Damages

TAFT SCHOOL WATERTOWN CT - CHILD PORN - TEACHER GUILTY
This seems like poetic justice:

A woman whose childhood rapes by her uncle were captured on camera and widely traded on the Internet wants the Supreme Court to make it easier for victims of child pornography to collect money from people who view the brutal images on their computers.

The case being argued at the Supreme Court on Wednesday involves a Texas man who pleaded guilty to having images of children engaged in sex acts on his computer. Doyle Randall Paroline is appealing an order holding him responsible for the full amount of losses, nearly $3.4 million, suffered by the woman known as Amy. Of the several hundred incriminating images on Paroline’s computer, just two were of Amy.

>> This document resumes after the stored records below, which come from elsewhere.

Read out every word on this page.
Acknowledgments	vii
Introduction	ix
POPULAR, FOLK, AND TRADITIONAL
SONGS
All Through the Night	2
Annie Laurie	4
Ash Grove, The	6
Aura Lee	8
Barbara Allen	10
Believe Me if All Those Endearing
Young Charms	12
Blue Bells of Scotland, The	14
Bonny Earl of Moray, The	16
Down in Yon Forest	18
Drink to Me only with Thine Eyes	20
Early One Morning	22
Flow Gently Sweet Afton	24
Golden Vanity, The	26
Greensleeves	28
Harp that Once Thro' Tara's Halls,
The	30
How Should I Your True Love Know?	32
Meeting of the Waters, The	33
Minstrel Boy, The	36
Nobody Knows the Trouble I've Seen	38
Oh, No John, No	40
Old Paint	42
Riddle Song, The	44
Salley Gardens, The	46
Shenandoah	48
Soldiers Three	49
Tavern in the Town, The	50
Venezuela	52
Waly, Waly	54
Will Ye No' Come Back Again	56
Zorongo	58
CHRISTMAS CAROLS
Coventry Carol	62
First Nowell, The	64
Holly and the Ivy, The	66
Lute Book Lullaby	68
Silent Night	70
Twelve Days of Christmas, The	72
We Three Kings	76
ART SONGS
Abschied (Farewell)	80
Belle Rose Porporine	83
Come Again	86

Advocates for child pornography victims say that holding defendants liable for the entire amount of losses better reflects the ongoing harm that victims suffer each time someone views the images online. The threat of a large financial judgment, coupled with a prison term, also might deter some people from looking at the images in the first place, the advocates say.

“The threat that a person in the child pornography market may well bear the entire cost of the harm done to the victim, even if they are a ‘minor player,’ is likely to be a large deterrent, especially when the harm done typically runs into the millions for a victim’s lifetime of care,” said Marci Hamilton, a law professor at Yeshiva University. Hamilton wrote a brief in the case on behalf of the American Professional Society on the Abuse of Children.